Personally I would say none of these are ideal, but I think it's 100% better than no reading at all.

But as I have said previously one of many reasons why I pay for private school is that my dc get to do all the activities they want and I don't have to drive them round everywhere.

colapips · 31/08/2010 19:14

Onemorecupofcoffee - please clarify what sitting down having a proper meal with your children is?

Whether it was at the cafe, 5 star restaurant or home, my children have always sat down with their parents (the cafe was the only place my dh could not be present with us), around the dining table, eating with knife and fork.

domesticsluttery · 31/08/2010 21:00

I wouldn't say that any of those were ideal places to do structured school reading. OK, my (book mad) DS2 frequently reads to me when I am bathing his sister, or on the bus, or before he goes to sleep, but that is reading for pleasure reading rather than homework reading.

The OP said that her charges had lots of activities every night. You provided a solution, but as the OP's problem is not restricted to one night (whether it be Monday or Friday) then using your solution would involve a cafe tea every night, and homework done in the middle of a noisy leisure centre or similar every night. Which IMO is not a solution.

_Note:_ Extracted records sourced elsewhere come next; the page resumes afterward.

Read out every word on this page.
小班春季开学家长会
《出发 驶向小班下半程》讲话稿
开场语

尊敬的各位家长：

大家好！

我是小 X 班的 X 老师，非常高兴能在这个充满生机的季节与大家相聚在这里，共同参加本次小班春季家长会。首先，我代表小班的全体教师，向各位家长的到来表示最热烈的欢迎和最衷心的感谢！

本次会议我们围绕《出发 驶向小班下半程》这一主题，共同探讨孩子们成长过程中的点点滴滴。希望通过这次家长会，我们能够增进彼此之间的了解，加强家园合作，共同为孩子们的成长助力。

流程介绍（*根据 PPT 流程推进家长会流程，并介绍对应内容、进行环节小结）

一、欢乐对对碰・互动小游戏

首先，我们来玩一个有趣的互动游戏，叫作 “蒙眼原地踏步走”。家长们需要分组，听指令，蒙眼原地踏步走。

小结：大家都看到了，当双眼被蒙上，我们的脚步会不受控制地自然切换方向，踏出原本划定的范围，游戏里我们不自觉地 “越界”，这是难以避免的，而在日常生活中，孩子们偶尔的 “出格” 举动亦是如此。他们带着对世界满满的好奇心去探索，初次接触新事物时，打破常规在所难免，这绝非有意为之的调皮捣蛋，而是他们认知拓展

rabbitstew · 31/08/2010 21:22

colapips, the parent concerned sends her children to private school. Clearly it is not a private school which provides enough in the way of sporting activities and homework, however. Either that, or you are missing a trick - you too should additionally be looking for outside activities and private tutors...

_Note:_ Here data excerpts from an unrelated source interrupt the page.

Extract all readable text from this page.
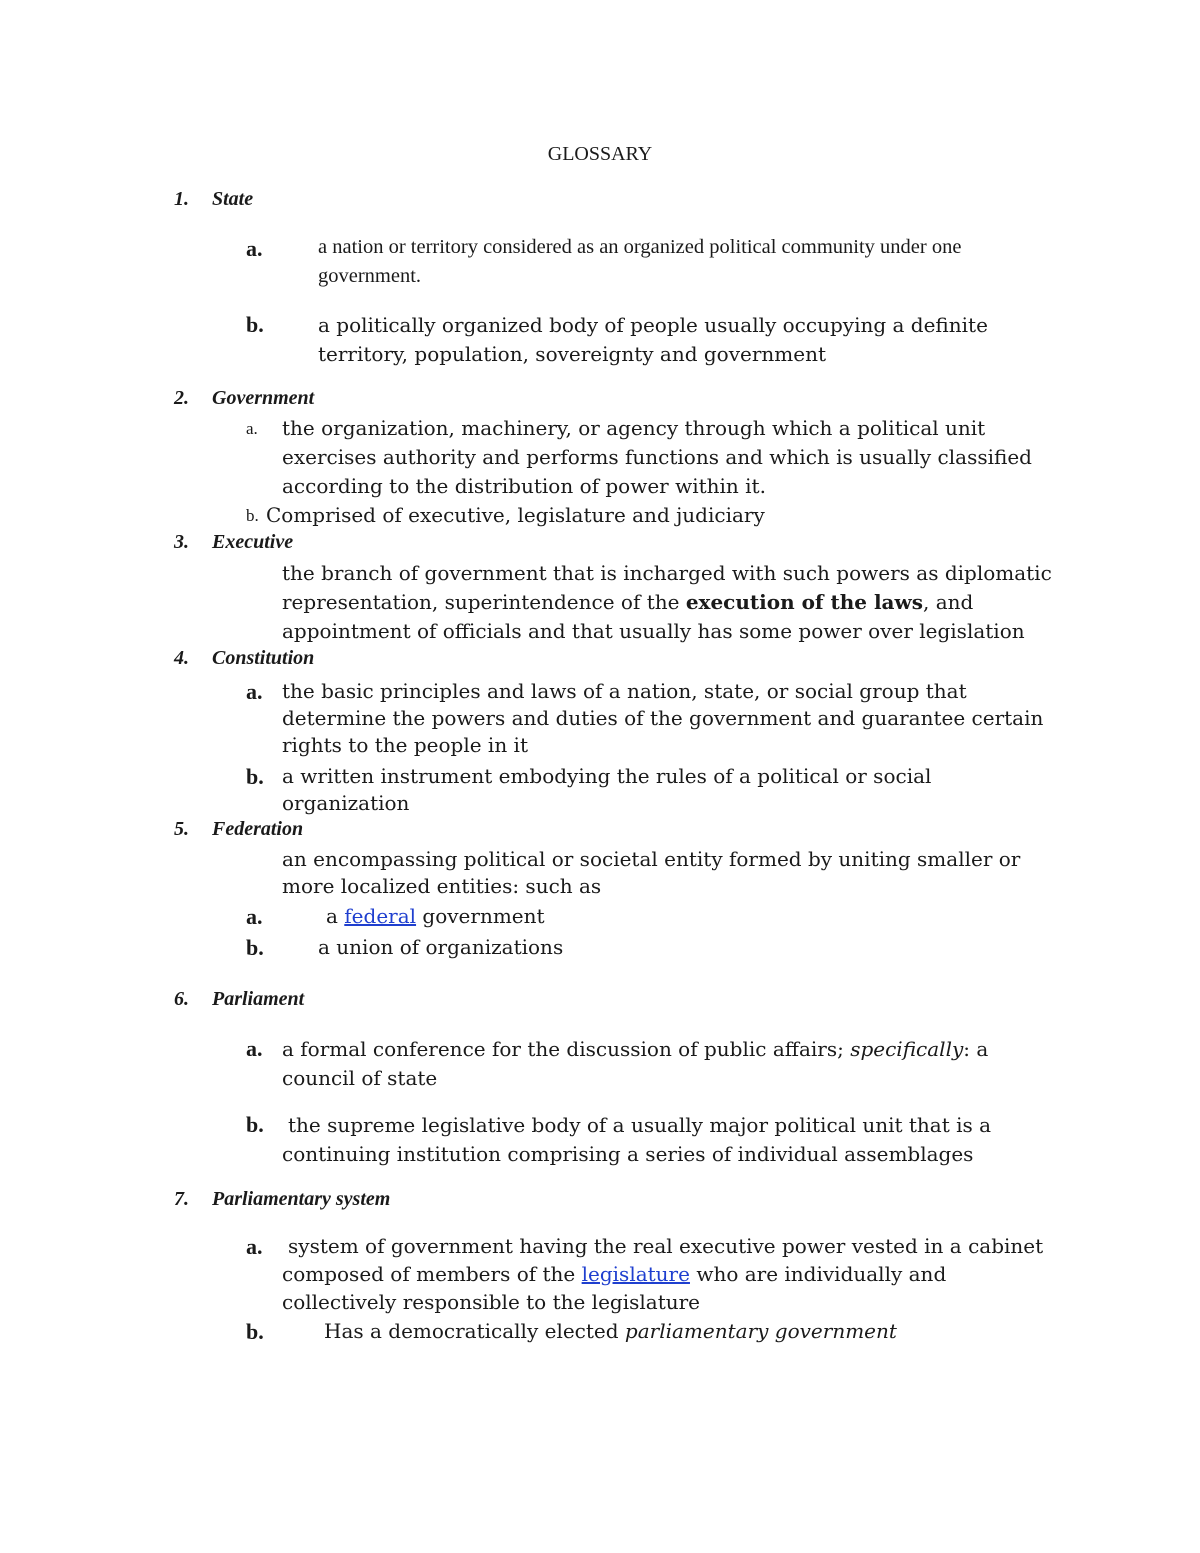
GLOSSARY
1. State
a.	a nation or territory considered as an organized political community under one
government.
b.	a politically organized body of people usually occupying a definite
territory, population, sovereignty and government
2. Government
a. the organization, machinery, or agency through which a political unit
exercises authority and performs functions and which is usually classified
according to the distribution of power within it.
b. Comprised of executive, legislature and judiciary
3. Executive
the branch of government that is incharged with such powers as diplomatic
representation, superintendence of the execution of the laws, and
appointment of officials and that usually has some power over legislation
4. Constitution
a. the basic principles and laws of a nation, state, or social group that
determine the powers and duties of the government and guarantee certain
rights to the people in it
b. a written instrument embodying the rules of a political or social
organization
5. Federation
an encompassing political or societal entity formed by uniting smaller or
more localized entities: such as
a.	a federal government
b.	a union of organizations
6. Parliament
a. a formal conference for the discussion of public affairs; specifically: a
council of state
b. the supreme legislative body of a usually major political unit that is a
continuing institution comprising a series of individual assemblages
7. Parliamentary system
a. system of government having the real executive power vested in a cabinet
composed of members of the legislature who are individually and
collectively responsible to the legislature
b.	Has a democratically elected parliamentary government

OneMoreCupofCoffee · 31/08/2010 21:36

Colapips your solution to the nightly task of juggling homework and afterschool activities while still obtaining adequate free time relies on an evening meal eaten at a cafe - which I have stated might be OK for one night but is not what I would consider ideal for 5 nights a week - which is what the OP's challenge.
As for what I consider a proper meal - home cooked healthy food, eaten at the table with all available adults sharing the meal id possible.
I would consider a meal eaten in a Cafe or a Restaurant as a treat regardless of who was present - not a way to feed a child five nights a week - which given you were responding to the OP, your post suggested.

midnightexpress · 31/08/2010 21:51

What is this life if, full of care,
We have no time to stand and stare.
No time to stand beneath the boughs
And stare as long as sheep or cows.
No time to see, when woods we pass,
Where squirrels hide their nuts in grass.
No time to see, in broad daylight,
Streams full of stars, like skies at night.
No time to turn at Beauty's glance,
And watch her feet, how they can dance.
No time to wait till her mouth can
Enrich that smile her eyes began.
A poor life this if, full of care,
We have no time to stand and stare.

moid · 01/09/2010 18:44

Gosh - I don't have the energy for all of this...

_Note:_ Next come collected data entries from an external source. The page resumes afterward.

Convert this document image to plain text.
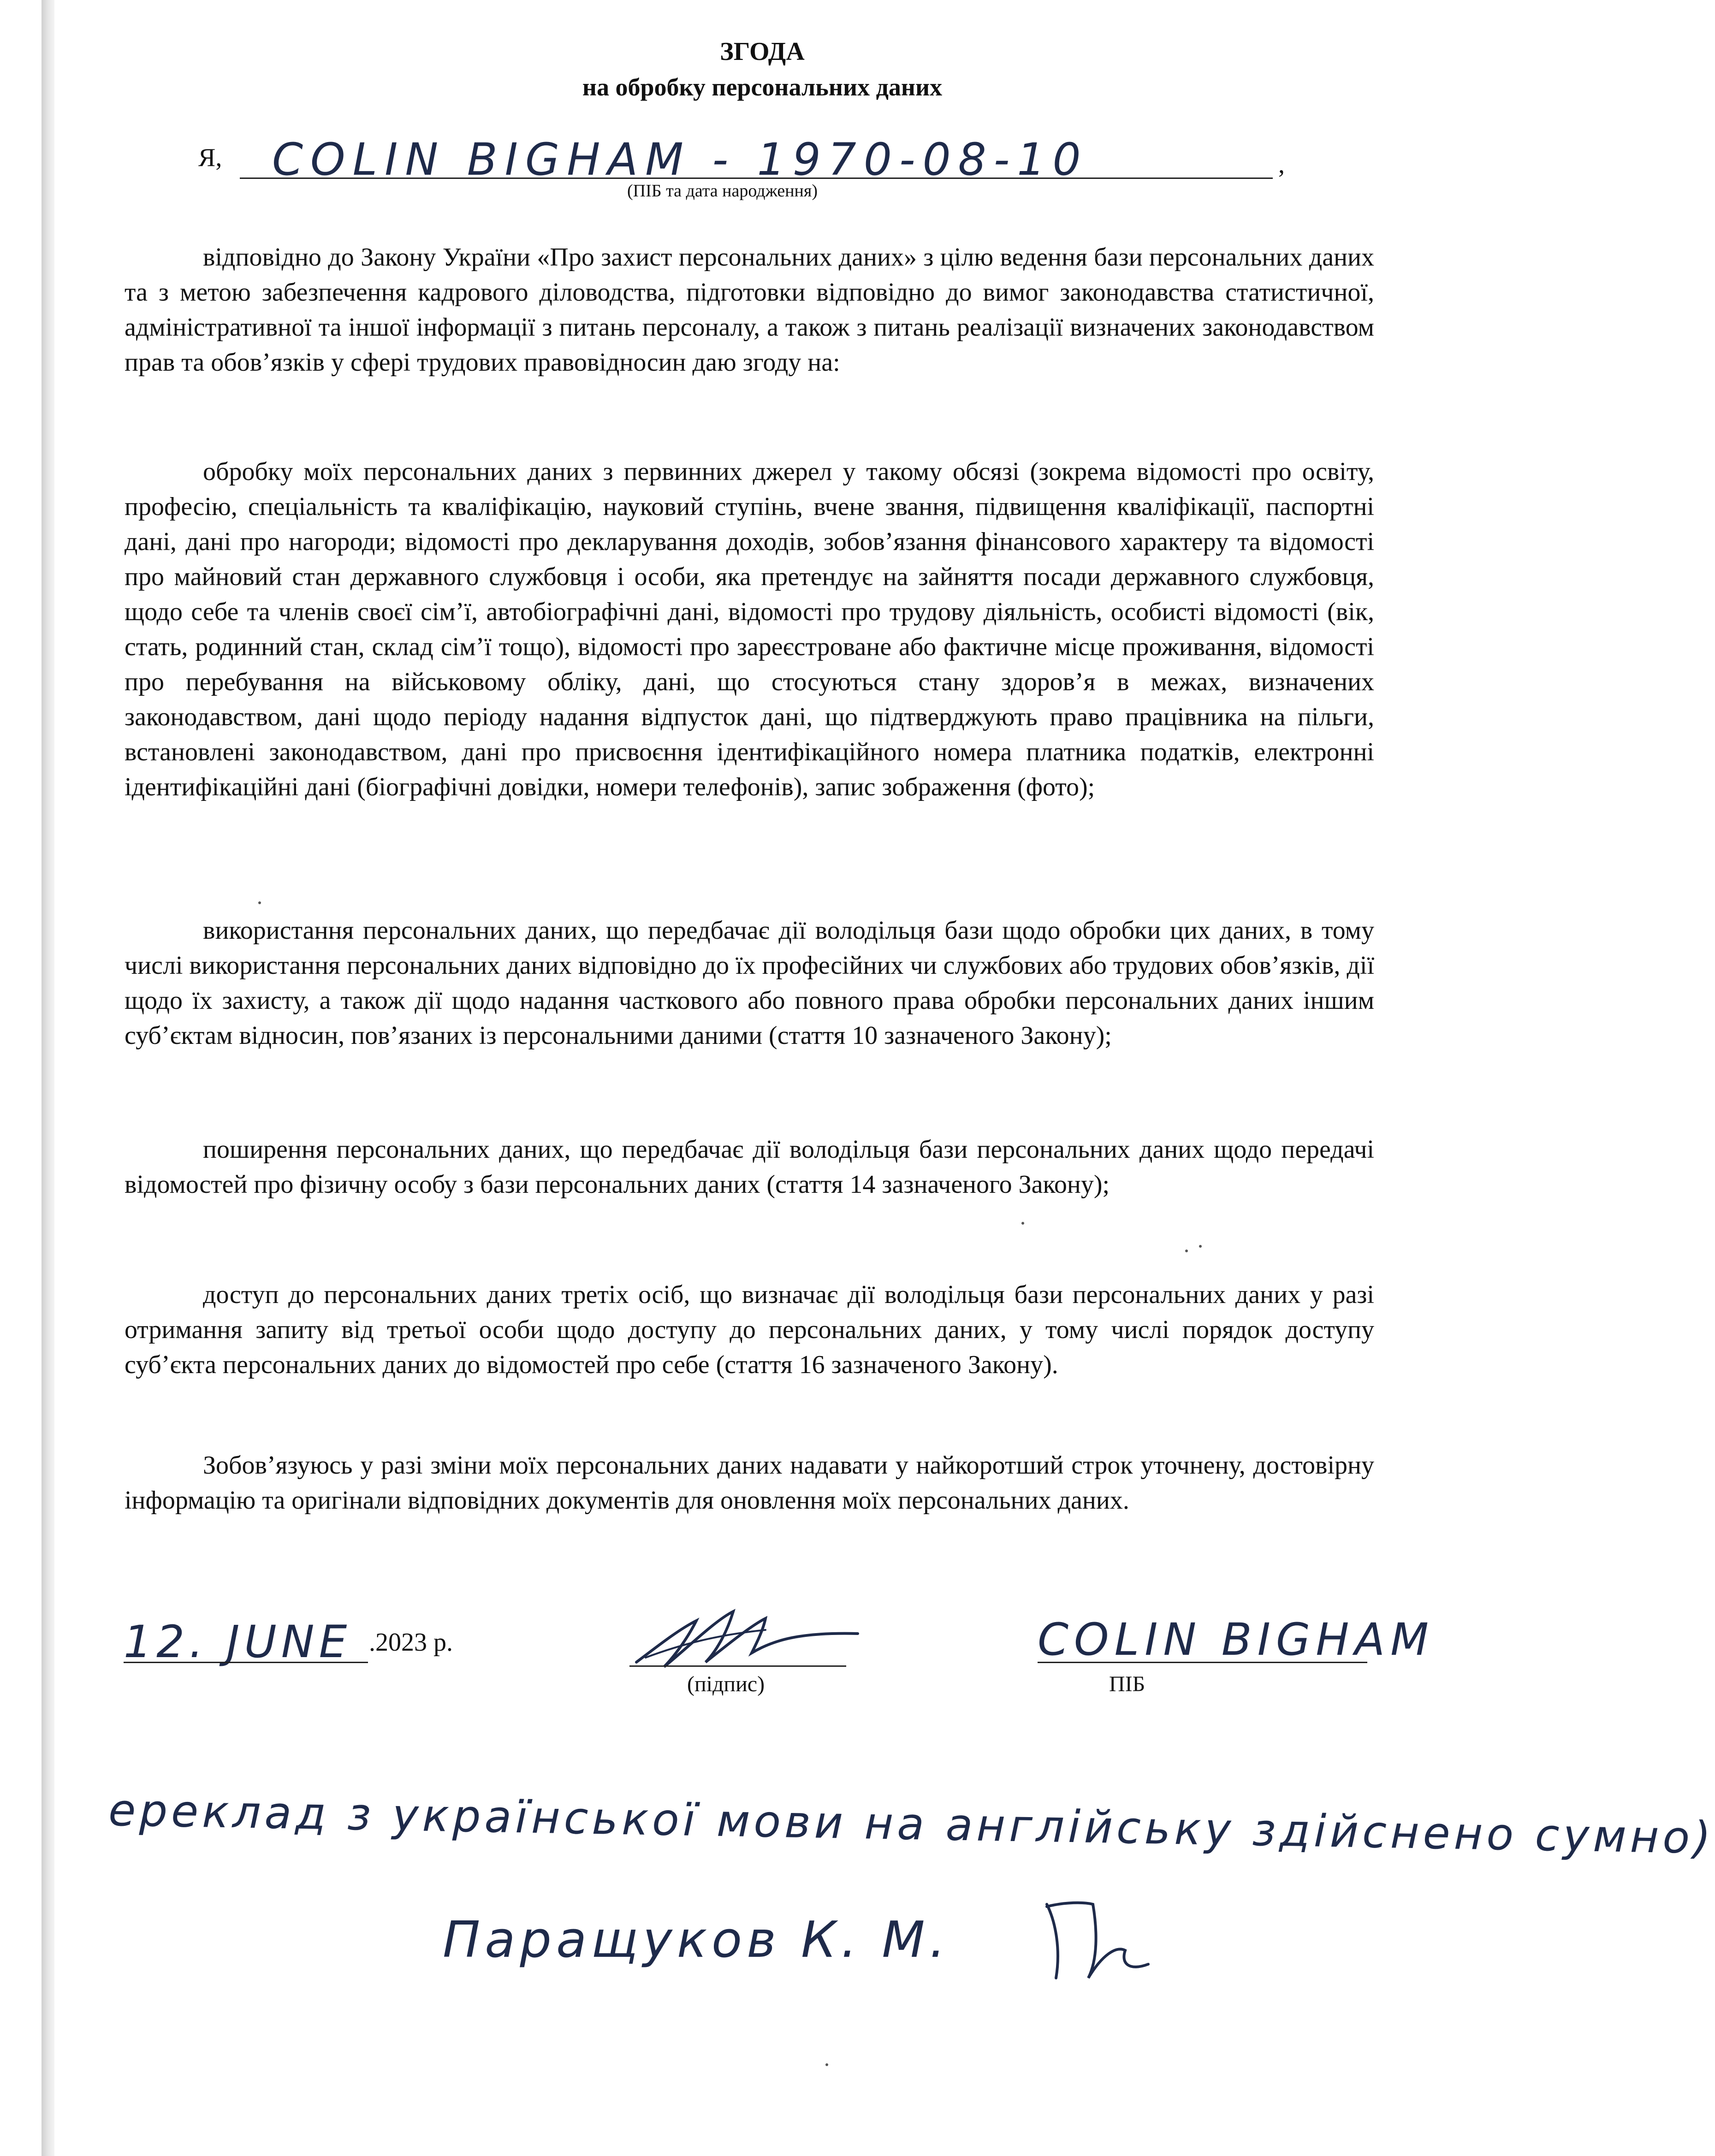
ЗГОДА
на обробку персональних даних
Я, COLIN BIGHAM - 1970-08-10	,
(ПІБ та дата народження)

відповідно до Закону України «Про захист персональних даних» з цілю ведення бази персональних даних та з метою забезпечення кадрового діловодства, підготовки відповідно до вимог законодавства статистичної, адміністративної та іншої інформації з питань персоналу, а також з питань реалізації визначених законодавством прав та обов’язків у сфері трудових правовідносин даю згоду на:

обробку моїх персональних даних з первинних джерел у такому обсязі (зокрема відомості про освіту, професію, спеціальність та кваліфікацію, науковий ступінь, вчене звання, підвищення кваліфікації, паспортні дані, дані про нагороди; відомості про декларування доходів, зобов’язання фінансового характеру та відомості про майновий стан державного службовця і особи, яка претендує на зайняття посади державного службовця, щодо себе та членів своєї сім’ї, автобіографічні дані, відомості про трудову діяльність, особисті відомості (вік, стать, родинний стан, склад сім’ї тощо), відомості про зареєстроване або фактичне місце проживання, відомості про перебування на військовому обліку, дані, що стосуються стану здоров’я в межах, визначених законодавством, дані щодо періоду надання відпусток дані, що підтверджують право працівника на пільги, встановлені законодавством, дані про присвоєння ідентифікаційного номера платника податків, електронні ідентифікаційні дані (біографічні довідки, номери телефонів), запис зображення (фото);

використання персональних даних, що передбачає дії володільця бази щодо обробки цих даних, в тому числі використання персональних даних відповідно до їх професійних чи службових або трудових обов’язків, дії щодо їх захисту, а також дії щодо надання часткового або повного права обробки персональних даних іншим суб’єктам відносин, пов’язаних із персональними даними (стаття 10 зазначеного Закону);

поширення персональних даних, що передбачає дії володільця бази персональних даних щодо передачі відомостей про фізичну особу з бази персональних даних (стаття 14 зазначеного Закону);

доступ до персональних даних третіх осіб, що визначає дії володільця бази персональних даних у разі отримання запиту від третьої особи щодо доступу до персональних даних, у тому числі порядок доступу суб’єкта персональних даних до відомостей про себе (стаття 16 зазначеного Закону).

Зобов’язуюсь у разі зміни моїх персональних даних надавати у найкоротший строк уточнену, достовірну інформацію та оригінали відповідних документів для оновлення моїх персональних даних.

12. JUNE .2023 р.
(підпис)
COLIN BIGHAM
ПІБ
ереклад з української мови на англійську здійснено сумно)
Паращуков К. М.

Mon, Tues, Wed - after school club because working
Wed - DS1 chess club
Thurs / Frid - friends over
Sat DS2 football club
Sun DS2 football match

DS1 (9) - very competent reader
DS2 (7) - less interested, don't force him to read

Oh yes and school provides NO HOMEWORK up to the age of 12 Grin Its amazing how many teachers go great when I tell them.

highlandspringerdog · 03/09/2010 13:21

I think you are absoluteyl right OP. If you were our nanny, I'd be really pleased. I think sometimes us mums get so caught up on the O MY GOD everyone is having tuition / swim lessons/ french / japanese / fencing etc etc and so my kids must do the same or they will be left behind! O NO! And actually, especially if you are working and stressing all the time, it is really helpful to have a caring perspective from someone else, like the nanny, who gently challenges this madness. I would really appreciate a gentle suggestion that this is not going to make for happy children. I am sure this mum is just doing her best for her kids, but you are the person she trusts to look after those kids all day long so she obviously values your opinion. I have a nanny and I rely on her so much to be my eyes and ears and feedback constantly about what is and is not working, I would be really annoyed if she didn't raise concerns with me.

You aren't just the hired help there to put up or shut up, you are like a member of the family - a trusted and valuable member. Speak up!